Most body cells begin to die off after a particular period of time without oxygen. While there are varying figures for each cell, the Brain cells are known to start dying after 3 minutes of no oxygen (a state called hypoxia), the Kidneys and liver cells start dying off after about 15-20 min of hypoxia, for the Skeletal muscles, it is about 60-90 minutes, the smooth muscles of the blood vessels can tolerate about 24-72 hours of hypoxia, while the hair and nails can stay several days in a state of hypoxia.
How do we measure the oxygen level in the blood?
Oxygen level is measured in the blood through some methods like:
- pulse oximetry
- blood gas test
- long term oxygen therapy (LTOT) assessment
- hypoxic challenge (fitness-to-fly) test
The most popular and easiest method is the use of the pulse oximeter.
What is the normal oxygen level for a healthy human?
An oxygen level of 96 to 100% is regarded as normal.

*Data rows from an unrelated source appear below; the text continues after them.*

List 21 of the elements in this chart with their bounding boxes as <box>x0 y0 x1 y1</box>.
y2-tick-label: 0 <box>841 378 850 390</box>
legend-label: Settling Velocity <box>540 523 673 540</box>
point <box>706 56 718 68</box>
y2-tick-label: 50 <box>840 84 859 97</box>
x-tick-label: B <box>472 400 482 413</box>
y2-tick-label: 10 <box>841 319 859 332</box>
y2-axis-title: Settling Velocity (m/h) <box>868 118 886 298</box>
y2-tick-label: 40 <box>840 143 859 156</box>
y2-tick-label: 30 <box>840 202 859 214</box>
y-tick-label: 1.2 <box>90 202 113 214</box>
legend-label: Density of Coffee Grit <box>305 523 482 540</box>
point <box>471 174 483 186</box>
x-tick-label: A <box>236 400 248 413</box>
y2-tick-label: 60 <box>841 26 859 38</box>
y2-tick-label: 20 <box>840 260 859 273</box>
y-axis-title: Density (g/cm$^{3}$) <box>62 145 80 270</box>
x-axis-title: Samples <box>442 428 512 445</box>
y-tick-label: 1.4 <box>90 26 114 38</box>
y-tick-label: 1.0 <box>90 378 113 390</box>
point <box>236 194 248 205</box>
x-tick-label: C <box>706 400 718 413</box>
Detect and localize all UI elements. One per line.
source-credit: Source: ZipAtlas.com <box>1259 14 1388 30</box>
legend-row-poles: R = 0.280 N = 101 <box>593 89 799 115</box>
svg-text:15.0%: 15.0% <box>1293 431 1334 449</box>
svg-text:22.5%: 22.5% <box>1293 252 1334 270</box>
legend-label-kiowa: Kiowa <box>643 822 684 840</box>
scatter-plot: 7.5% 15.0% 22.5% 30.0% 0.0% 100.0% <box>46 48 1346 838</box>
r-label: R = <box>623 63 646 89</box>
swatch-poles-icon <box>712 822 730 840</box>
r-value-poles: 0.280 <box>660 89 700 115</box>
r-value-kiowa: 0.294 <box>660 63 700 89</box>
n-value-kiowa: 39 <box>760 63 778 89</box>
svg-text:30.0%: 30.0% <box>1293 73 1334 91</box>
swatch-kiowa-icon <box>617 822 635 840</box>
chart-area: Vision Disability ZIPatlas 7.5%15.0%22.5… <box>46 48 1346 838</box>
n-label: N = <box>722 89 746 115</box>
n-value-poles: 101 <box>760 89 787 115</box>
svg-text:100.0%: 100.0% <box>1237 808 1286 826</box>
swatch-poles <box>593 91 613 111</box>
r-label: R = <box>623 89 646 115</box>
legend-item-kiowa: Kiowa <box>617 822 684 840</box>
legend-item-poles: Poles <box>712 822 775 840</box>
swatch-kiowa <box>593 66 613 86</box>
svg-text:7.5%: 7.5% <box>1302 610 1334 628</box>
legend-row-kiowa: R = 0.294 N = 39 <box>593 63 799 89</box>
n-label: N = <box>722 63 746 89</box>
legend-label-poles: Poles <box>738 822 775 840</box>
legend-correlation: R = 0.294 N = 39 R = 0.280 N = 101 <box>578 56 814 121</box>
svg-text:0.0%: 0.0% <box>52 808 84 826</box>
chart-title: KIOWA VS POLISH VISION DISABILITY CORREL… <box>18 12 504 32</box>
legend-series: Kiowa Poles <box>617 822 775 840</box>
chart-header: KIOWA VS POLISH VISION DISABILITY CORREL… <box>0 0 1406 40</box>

A value of 95%, is considered acceptable
A value of 93 to 94% is borderline and not regarded as normal, there may be need to seek a doctor’s advice if the oxygen level remains at this level
Any oxygen level less than 93% is bad and should seek immediate evaluation by the doctor
What causes low oxygen level in the body?

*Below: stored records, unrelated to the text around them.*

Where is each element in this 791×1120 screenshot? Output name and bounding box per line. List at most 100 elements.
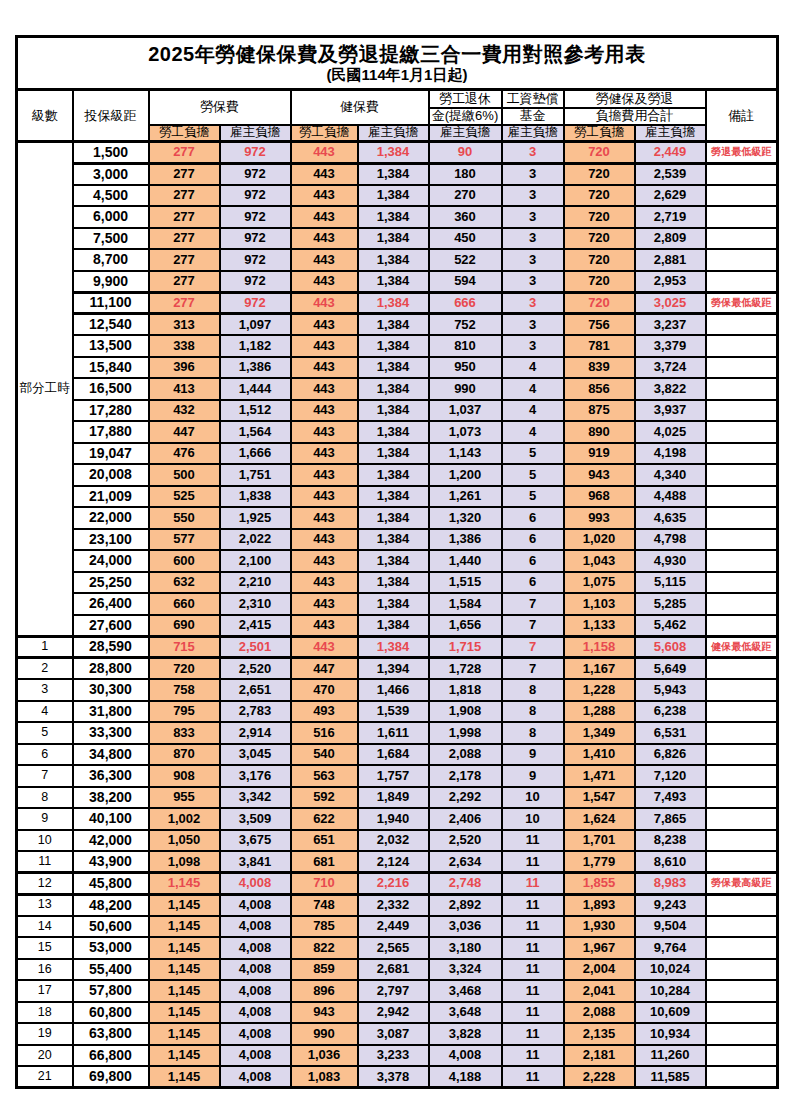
total-employer-cell: 2,629	[635, 185, 706, 207]
labor-employee-cell: 277	[149, 185, 220, 207]
subheader-labor-employer: 雇主負擔	[220, 125, 291, 142]
total-employee-cell: 720	[564, 142, 635, 164]
bracket-cell: 53,000	[73, 937, 149, 959]
level-cell: 3	[17, 679, 73, 701]
total-employee-cell: 756	[564, 314, 635, 336]
health-employer-cell: 1,384	[358, 249, 429, 271]
wage-fund-employer-cell: 11	[502, 873, 564, 895]
table-row: 838,2009553,3425921,8492,292101,5477,493	[17, 787, 778, 809]
table-row: 25,2506322,2104431,3841,51561,0755,115	[17, 572, 778, 594]
labor-employer-cell: 972	[220, 271, 291, 293]
bracket-cell: 31,800	[73, 701, 149, 723]
health-employer-cell: 1,384	[358, 314, 429, 336]
health-employer-cell: 1,384	[358, 593, 429, 615]
header-bracket: 投保級距	[73, 90, 149, 142]
labor-employer-cell: 4,008	[220, 1023, 291, 1045]
bracket-cell: 4,500	[73, 185, 149, 207]
health-employee-cell: 443	[291, 464, 358, 486]
pension-employer-cell: 1,320	[429, 507, 502, 529]
wage-fund-employer-cell: 5	[502, 443, 564, 465]
remark-cell	[706, 658, 778, 680]
total-employer-cell: 4,488	[635, 486, 706, 508]
total-employee-cell: 1,471	[564, 765, 635, 787]
table-row: 1963,8001,1454,0089903,0873,828112,13510…	[17, 1023, 778, 1045]
health-employer-cell: 1,684	[358, 744, 429, 766]
wage-fund-employer-cell: 9	[502, 765, 564, 787]
health-employer-cell: 1,384	[358, 572, 429, 594]
total-employee-cell: 1,930	[564, 916, 635, 938]
bracket-cell: 63,800	[73, 1023, 149, 1045]
level-cell: 18	[17, 1002, 73, 1024]
table-row: 2066,8001,1454,0081,0363,2334,008112,181…	[17, 1045, 778, 1067]
health-employee-cell: 785	[291, 916, 358, 938]
total-employee-cell: 1,410	[564, 744, 635, 766]
table-row: 24,0006002,1004431,3841,44061,0434,930	[17, 550, 778, 572]
level-cell: 15	[17, 937, 73, 959]
pension-employer-cell: 990	[429, 378, 502, 400]
health-employer-cell: 1,384	[358, 486, 429, 508]
pension-employer-cell: 4,188	[429, 1066, 502, 1088]
remark-cell	[706, 808, 778, 830]
wage-fund-employer-cell: 3	[502, 163, 564, 185]
pension-employer-cell: 1,037	[429, 400, 502, 422]
labor-employer-cell: 1,666	[220, 443, 291, 465]
labor-employer-cell: 3,675	[220, 830, 291, 852]
labor-employer-cell: 972	[220, 249, 291, 271]
labor-employer-cell: 4,008	[220, 873, 291, 895]
wage-fund-employer-cell: 6	[502, 572, 564, 594]
health-employee-cell: 443	[291, 550, 358, 572]
labor-employer-cell: 1,512	[220, 400, 291, 422]
labor-employer-cell: 4,008	[220, 1045, 291, 1067]
health-employer-cell: 1,384	[358, 443, 429, 465]
table-row: 1450,6001,1454,0087852,4493,036111,9309,…	[17, 916, 778, 938]
labor-employer-cell: 2,651	[220, 679, 291, 701]
bracket-cell: 20,008	[73, 464, 149, 486]
health-employee-cell: 859	[291, 959, 358, 981]
total-employer-cell: 3,937	[635, 400, 706, 422]
labor-employee-cell: 525	[149, 486, 220, 508]
remark-cell	[706, 1066, 778, 1088]
labor-employer-cell: 2,210	[220, 572, 291, 594]
labor-employer-cell: 3,342	[220, 787, 291, 809]
remark-cell	[706, 916, 778, 938]
labor-employer-cell: 3,841	[220, 851, 291, 873]
bracket-cell: 45,800	[73, 873, 149, 895]
labor-employee-cell: 277	[149, 249, 220, 271]
remark-cell	[706, 163, 778, 185]
remark-cell	[706, 271, 778, 293]
health-employer-cell: 1,384	[358, 357, 429, 379]
header-group-row-1: 級數 投保級距 勞保費 健保費 勞工退休 工資墊償 勞健保及勞退 備註	[17, 90, 778, 108]
pension-employer-cell: 1,440	[429, 550, 502, 572]
labor-employee-cell: 1,145	[149, 916, 220, 938]
health-employee-cell: 563	[291, 765, 358, 787]
total-employee-cell: 1,624	[564, 808, 635, 830]
total-employee-cell: 2,088	[564, 1002, 635, 1024]
labor-employee-cell: 955	[149, 787, 220, 809]
labor-employer-cell: 2,100	[220, 550, 291, 572]
health-employer-cell: 3,087	[358, 1023, 429, 1045]
labor-employee-cell: 1,145	[149, 980, 220, 1002]
total-employee-cell: 1,043	[564, 550, 635, 572]
labor-employee-cell: 313	[149, 314, 220, 336]
wage-fund-employer-cell: 9	[502, 744, 564, 766]
wage-fund-employer-cell: 6	[502, 550, 564, 572]
subheader-health-employer: 雇主負擔	[358, 125, 429, 142]
total-employee-cell: 2,181	[564, 1045, 635, 1067]
total-employee-cell: 943	[564, 464, 635, 486]
remark-cell	[706, 959, 778, 981]
health-employee-cell: 651	[291, 830, 358, 852]
total-employer-cell: 10,609	[635, 1002, 706, 1024]
pension-employer-cell: 1,728	[429, 658, 502, 680]
health-employer-cell: 1,611	[358, 722, 429, 744]
health-employer-cell: 2,449	[358, 916, 429, 938]
labor-employer-cell: 4,008	[220, 959, 291, 981]
table-row: 21,0095251,8384431,3841,26159684,488	[17, 486, 778, 508]
health-employer-cell: 3,378	[358, 1066, 429, 1088]
total-employer-cell: 9,764	[635, 937, 706, 959]
labor-employee-cell: 396	[149, 357, 220, 379]
labor-employer-cell: 1,564	[220, 421, 291, 443]
health-employee-cell: 443	[291, 163, 358, 185]
total-employee-cell: 720	[564, 206, 635, 228]
health-employee-cell: 443	[291, 529, 358, 551]
wage-fund-employer-cell: 3	[502, 228, 564, 250]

For the body to maintain a normal oxygen level, several factors are needed to continuously supply the cells and tissues in with oxygen:
- There must be enough oxygen in the inhaled air
- The lungs must be able to inhale the oxygen-containing air and exhale carbon dioxide, so it can inhale oxygen again. This means the airways have to be functioning to get the inhaled oxygen to the lungs.
- The bloodstream must be able to circulate blood to the lungs, take up the oxygen and carry it throughout the body.

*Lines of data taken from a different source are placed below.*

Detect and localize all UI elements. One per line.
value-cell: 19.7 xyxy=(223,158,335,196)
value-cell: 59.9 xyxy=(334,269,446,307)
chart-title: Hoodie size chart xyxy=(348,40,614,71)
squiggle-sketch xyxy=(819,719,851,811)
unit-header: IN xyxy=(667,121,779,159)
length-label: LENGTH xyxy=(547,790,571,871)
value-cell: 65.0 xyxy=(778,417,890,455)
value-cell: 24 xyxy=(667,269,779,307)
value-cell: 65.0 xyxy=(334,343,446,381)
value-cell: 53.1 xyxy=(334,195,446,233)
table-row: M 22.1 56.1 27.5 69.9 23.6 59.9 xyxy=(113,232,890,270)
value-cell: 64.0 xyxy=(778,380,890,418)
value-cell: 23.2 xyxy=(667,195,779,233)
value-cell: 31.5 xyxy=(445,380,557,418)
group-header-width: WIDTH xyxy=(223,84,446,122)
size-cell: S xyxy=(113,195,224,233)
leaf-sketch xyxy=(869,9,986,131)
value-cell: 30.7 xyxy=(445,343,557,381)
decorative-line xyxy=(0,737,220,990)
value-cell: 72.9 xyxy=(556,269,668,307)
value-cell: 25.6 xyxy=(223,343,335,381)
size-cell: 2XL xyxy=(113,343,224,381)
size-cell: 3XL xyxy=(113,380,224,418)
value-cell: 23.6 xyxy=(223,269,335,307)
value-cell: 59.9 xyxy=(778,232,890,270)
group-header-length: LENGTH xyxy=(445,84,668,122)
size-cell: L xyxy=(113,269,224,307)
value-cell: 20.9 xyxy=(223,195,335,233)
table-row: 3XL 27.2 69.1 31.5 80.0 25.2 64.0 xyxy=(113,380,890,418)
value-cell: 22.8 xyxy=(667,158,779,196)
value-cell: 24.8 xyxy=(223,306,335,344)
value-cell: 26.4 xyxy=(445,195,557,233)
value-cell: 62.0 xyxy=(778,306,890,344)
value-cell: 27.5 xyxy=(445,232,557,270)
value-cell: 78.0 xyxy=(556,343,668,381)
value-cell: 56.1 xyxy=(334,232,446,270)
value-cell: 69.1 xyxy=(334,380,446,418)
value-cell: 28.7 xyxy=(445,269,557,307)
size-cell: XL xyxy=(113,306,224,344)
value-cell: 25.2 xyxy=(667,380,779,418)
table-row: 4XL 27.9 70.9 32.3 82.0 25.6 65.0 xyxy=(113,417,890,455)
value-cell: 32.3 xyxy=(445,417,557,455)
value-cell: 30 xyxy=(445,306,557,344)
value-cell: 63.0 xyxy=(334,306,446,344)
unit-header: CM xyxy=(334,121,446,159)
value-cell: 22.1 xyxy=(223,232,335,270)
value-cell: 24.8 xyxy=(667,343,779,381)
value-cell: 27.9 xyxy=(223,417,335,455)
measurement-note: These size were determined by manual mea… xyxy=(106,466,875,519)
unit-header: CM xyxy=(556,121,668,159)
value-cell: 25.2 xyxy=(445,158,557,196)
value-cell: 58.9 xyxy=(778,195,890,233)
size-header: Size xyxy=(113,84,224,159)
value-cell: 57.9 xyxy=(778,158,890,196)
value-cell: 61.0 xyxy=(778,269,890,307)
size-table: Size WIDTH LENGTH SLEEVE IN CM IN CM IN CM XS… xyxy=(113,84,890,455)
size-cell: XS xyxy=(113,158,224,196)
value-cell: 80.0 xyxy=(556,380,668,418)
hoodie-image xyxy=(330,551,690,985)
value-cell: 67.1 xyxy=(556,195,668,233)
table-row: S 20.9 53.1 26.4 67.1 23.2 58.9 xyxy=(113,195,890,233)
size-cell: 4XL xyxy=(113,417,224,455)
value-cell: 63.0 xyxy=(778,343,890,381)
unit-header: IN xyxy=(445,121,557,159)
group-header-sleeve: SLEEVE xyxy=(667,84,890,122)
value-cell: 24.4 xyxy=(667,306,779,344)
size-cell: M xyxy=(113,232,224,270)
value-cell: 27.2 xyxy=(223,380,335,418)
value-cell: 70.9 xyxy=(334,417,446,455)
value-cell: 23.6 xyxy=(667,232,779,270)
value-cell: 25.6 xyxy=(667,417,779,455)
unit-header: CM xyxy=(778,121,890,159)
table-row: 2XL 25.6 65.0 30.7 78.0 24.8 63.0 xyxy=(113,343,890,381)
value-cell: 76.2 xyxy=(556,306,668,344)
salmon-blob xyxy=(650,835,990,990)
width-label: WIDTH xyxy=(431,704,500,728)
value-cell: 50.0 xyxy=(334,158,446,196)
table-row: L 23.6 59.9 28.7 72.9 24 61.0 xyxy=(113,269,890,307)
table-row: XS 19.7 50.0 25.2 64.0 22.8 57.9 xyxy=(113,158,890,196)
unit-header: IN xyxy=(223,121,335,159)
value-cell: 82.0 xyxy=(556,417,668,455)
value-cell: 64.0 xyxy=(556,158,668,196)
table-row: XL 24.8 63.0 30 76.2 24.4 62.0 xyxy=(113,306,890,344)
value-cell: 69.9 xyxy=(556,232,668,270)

If there is any problem with any of the above pathway, the oxygen level becomes low. Common conditions that cause a disruption in any part of this pathway causing low blood oxygen or hypoxemia are:
High altitudes where the oxygen supply is reduced, Anemia, ARDS (Acute respiratory distress syndrome), Asthma, Congenital heart defects in children and heart diseases in children and adults, COPD (chronic obstructive pulmonary disease) exacerbation, Emphysema, Interstitial lung disease, Medications that depress breathing, Pneumonia, Pneumothorax (collapsed lung), Pulmonary edema (excess fluid in the lungs), Pulmonary embolism (blood clot in an artery in the lung), Pulmonary fibrosis (scarred and damaged lungs), and Sleep apnea.
How does the body respond to low oxygen level?
When the oxygen level in the blood is low, the body cannot function properly and the cells cannot have enough energy to maintain their functions. This condition can produce symptoms such as
- shortness of breath.
- rapid breathing.
- chest pain.
- high blood pressure.
- Fast heartbeat
- Bluish color in skin, fingernails, and lips
- Coma and
- Eventually death if the low oxygen persists
How low can your oxygen level get low before you die?
A reliably measured SpO2 of 92% is considered the lowest clinically acceptable level by established norms of clinical practice at any age, with an exception of 88% as the lowest in chronic lung disease. Death can occur due to hypoxemia at any level less than this. The BTS guidelines agrees with the above values and recommends people whose oxygen saturation are below these levels be placed at alert as emergency and life threatening.
In children however, values can be as low as 90% which could quickly lead to a serious deterioration in status, and values under 70% are life-threatening and can easily lead to death.
Death can however occur at any oxygen saturation less than the normal value of 94% depending on several factors like the speed of drop of oxygen saturation, the underlying cause, and the general condition of the person.
Severe hypoxemia usually leads to death when the brain cells die off due to inability to function properly. The death of the cells in the vital centers of the brain due to lack of oxygen will cause loss of signals to important organs like the heart, lungs, which will make the individual to stop breathing, and the heart to stop pumping. These processes eventually lead to death.
If you know anybody with a low oxygen level, do not wait for it to get to the dangerous level. Consult your doctor urgently to save a life.